X 7/29/02
By jab16
- 686 reads
Work Diary, 7/29/02
My partner discovered a website that has all of us giggling nervously
and wondering just what has happened to mankind. As I don't want to
give the site a free plug (and in deference to our ABC minors), I won't
give out its name. Suffice it to say that, compared to everything else
I've seen on the web, the site is appallingly titillating; frightfully
mesmerizing; guiltily appealing. In short, it produces a veritable
hodgepodge of emotions, none of which I can pin down just yet but,
then, I only saw the site for the first time this weekend.
Warning: If you are easily offended (which is not my intent) or
squeamish about creepy socio-sexual topics, stop reading (or
continue?it's not THAT bad).
The premise: A man takes a video camera, his van, a couple of bodacious
ladies, and a somewhat nelly homosexual onto the streets of Miami (this
is already sounding like a bad joke). The van prowls along, its
occupants on the lookout for prey. In this case, the prey consists of
heterosexual men: middle-aged, preppy college types, surfers?it doesn't
matter, as long the men are straight and relatively good-looking. Once
the mark is spotted, the driver pulls over and asks him a simple
question (for instance: How might one get to the airport from here? Or:
Where is 1st Street?). The driver offers some polite chatter, then goes
for the kill and asks the man if he'd like to make some extra
cash.
"How?" the man typically replies. An offer is made: Get into the van,
have sex with one (or both) of these ladies, let us film you, and
that's it. To further entice the unsuspecting straight male, the bait
flashes her breasts and/or performs some nauseating feat with her lips
and tongue, smiling the whole time. Despite his reputation, the
heterosexual male is not likely to jump into a strange van to have sex
with a sexy stranger, so more offers are made, the ante is upped, the
man is slowly convinced. He gets into the van.

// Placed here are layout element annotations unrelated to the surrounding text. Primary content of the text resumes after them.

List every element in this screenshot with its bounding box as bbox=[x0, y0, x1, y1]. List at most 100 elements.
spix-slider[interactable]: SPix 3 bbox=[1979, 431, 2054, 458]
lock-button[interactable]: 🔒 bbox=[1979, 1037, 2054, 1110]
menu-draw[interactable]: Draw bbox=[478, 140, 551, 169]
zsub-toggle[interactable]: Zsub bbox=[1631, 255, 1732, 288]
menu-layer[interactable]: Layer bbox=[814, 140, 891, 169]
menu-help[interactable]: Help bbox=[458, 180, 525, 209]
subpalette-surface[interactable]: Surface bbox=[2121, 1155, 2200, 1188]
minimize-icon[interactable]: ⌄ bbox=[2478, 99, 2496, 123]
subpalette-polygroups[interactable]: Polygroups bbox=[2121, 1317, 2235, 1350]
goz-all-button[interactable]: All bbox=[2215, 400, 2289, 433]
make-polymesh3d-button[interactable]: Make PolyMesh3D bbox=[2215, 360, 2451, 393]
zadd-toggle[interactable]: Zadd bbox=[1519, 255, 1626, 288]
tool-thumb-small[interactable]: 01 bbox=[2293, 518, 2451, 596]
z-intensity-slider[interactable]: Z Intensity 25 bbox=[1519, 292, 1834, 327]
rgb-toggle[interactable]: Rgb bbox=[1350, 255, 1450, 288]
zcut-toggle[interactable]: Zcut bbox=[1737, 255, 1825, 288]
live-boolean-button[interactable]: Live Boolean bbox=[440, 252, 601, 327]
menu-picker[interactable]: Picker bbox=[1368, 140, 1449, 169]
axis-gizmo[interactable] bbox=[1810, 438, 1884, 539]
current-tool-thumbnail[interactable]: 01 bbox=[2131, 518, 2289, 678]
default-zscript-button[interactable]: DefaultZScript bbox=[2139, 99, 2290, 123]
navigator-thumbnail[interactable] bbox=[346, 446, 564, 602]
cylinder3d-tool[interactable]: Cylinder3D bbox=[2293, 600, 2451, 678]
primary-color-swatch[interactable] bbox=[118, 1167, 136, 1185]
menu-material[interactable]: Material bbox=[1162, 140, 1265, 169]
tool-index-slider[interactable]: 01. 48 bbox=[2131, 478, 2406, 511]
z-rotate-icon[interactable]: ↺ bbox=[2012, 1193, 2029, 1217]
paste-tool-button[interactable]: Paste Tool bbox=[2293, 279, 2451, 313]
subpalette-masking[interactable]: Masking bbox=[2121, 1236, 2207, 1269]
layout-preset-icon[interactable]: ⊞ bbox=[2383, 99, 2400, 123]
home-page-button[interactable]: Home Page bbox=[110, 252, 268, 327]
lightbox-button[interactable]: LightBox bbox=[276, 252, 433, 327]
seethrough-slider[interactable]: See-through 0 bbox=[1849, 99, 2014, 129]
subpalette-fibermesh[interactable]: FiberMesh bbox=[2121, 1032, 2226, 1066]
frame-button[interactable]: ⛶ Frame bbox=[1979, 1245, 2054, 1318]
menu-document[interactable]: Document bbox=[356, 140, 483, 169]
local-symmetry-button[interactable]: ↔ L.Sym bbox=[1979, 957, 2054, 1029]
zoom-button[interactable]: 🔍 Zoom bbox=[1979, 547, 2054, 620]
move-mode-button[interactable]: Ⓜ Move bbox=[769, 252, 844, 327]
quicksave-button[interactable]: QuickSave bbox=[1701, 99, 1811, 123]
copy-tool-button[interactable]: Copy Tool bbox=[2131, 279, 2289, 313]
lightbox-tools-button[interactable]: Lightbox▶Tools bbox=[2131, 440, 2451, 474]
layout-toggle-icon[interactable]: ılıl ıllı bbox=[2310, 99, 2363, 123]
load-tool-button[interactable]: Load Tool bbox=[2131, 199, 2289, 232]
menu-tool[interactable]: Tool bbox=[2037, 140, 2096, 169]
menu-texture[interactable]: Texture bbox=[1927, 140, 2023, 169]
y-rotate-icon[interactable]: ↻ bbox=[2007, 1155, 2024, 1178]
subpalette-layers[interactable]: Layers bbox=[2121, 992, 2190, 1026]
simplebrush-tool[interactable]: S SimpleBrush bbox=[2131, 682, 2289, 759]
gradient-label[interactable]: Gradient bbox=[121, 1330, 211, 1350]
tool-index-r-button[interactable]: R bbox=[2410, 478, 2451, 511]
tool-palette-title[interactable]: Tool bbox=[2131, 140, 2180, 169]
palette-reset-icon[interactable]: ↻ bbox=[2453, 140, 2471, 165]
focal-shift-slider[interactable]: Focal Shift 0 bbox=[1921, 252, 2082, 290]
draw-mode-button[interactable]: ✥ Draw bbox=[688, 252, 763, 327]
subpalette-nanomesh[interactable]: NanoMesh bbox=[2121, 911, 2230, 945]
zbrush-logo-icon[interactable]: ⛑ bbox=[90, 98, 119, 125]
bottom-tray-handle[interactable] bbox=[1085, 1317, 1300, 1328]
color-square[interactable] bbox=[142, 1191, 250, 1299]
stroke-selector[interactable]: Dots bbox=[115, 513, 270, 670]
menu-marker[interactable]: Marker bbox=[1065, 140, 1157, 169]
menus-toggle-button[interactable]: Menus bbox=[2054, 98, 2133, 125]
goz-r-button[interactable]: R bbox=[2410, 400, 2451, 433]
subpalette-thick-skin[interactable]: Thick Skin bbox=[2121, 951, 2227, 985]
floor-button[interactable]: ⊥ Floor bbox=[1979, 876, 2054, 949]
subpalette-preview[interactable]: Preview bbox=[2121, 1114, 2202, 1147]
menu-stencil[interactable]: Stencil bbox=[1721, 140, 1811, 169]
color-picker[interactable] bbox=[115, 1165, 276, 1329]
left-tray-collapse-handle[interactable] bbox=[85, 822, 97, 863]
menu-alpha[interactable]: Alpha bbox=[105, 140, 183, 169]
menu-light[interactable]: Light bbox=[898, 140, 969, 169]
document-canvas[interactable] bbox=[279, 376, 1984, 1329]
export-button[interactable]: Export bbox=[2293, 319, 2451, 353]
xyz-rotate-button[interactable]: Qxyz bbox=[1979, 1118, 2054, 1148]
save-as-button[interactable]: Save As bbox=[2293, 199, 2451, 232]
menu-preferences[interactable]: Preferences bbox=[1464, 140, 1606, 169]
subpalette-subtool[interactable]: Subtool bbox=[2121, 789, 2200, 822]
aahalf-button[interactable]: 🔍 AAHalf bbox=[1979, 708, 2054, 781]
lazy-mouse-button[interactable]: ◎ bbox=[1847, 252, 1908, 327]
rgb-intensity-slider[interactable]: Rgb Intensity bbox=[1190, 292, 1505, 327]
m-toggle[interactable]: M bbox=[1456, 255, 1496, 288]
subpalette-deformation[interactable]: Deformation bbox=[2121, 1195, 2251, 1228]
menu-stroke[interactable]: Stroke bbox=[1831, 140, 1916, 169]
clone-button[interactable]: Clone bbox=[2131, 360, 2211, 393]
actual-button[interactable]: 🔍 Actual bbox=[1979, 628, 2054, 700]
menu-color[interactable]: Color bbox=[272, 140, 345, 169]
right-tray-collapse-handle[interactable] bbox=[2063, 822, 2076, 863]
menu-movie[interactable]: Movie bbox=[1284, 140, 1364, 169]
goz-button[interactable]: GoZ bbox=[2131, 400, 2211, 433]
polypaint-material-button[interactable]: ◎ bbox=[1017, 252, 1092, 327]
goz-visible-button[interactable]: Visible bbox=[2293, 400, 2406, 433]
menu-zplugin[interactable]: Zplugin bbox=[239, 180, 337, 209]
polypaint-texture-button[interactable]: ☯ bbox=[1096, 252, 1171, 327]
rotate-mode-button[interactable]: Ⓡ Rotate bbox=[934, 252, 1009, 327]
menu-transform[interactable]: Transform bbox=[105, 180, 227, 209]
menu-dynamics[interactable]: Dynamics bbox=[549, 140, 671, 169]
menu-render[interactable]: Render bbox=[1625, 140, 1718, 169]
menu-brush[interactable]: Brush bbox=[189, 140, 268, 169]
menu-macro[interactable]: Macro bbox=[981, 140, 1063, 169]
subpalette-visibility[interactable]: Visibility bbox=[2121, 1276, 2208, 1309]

The friendly group and its clearly nervous passenger hit the road. Bait
Girl fairly oozes over her prize, getting him charged up while the
cameraman keeps up a constant commentary concerning the man's job, his
age, and other not-so-vital statistics. The man relaxes bit by bit,
which is good, because he's about to fall victim to the old
bait-and-switch. The man is asked if he'd allow the homosexual to
perform oral sex on him. Naturally, the man declines. So the financial
reward increases?$3,000.00?$4,000.00, and he'll STILL get to have sex
with the girl! An amazing payment, really, for lying back and, well,
taking it like a man.
Incredibly, the man agrees. The man, if you're wondering, is not an
actor. No actor could ever express the clear distaste and confusion
that this poor fellow is experiencing as another MAN begins undoing his
belt, massaging him, and doing things one does not normally associate
with a family-sized minivan. The homosexual, in almost apoplectic joy
at scoring a heterosexual, provides enough salacious speech to
embarrass Hugh Hefner. The girl, concerned about her catch's
tumescence, also keeps up her cooing and giggling. Again, incredibly,
the man manages to perform.
But that's not all! After some rather icky slurping and lascivious
looks from the homosexual, the cameraman steps up his chatter. Might
the man consider performing anal intercourse on the homosexual? Does he
want $1,000.00 more to take home? It's all so simple; pretend he's a
she, here's a condom, haven't you ever done this before with a girl?
It's all the same!
No, really, it's not. But does the man do it? You bet. While everyone
in the van watches, he puts himself in arguably the tightest spot of
the love that dare not speak its name. He huffs, he puffs, he puts his
leg up on the seat as the cameraman directs. He even lays back, hands
behind his head, and gets ridden for several miles. And, if you look
close enough, his eyes are closed the whole time.
But, hey, it's just a job, right? Surely that is what he is telling
himself; plus, when this stinky, hairy nightmare is finished, he'll get
the girl?and a lot of money. That's something to look forward to! Alas,
it isn't to be. Using some pretense or another, the cameraman stops the
van, manages to get the man outside, and with nary a wave goodbye,
hightails it the hell out of there. In one episode, the man is handed a
check, written out to "Dumb Ass" for "zero dollars." In another, the
man is checking a supposedly flat tire, and eats dust on the side of a
deserted road as the van roars away. The man goes unpaid, used an
abused, his very manhood now in question in front of millions of
internet users.
What do you think? It's all true. Really.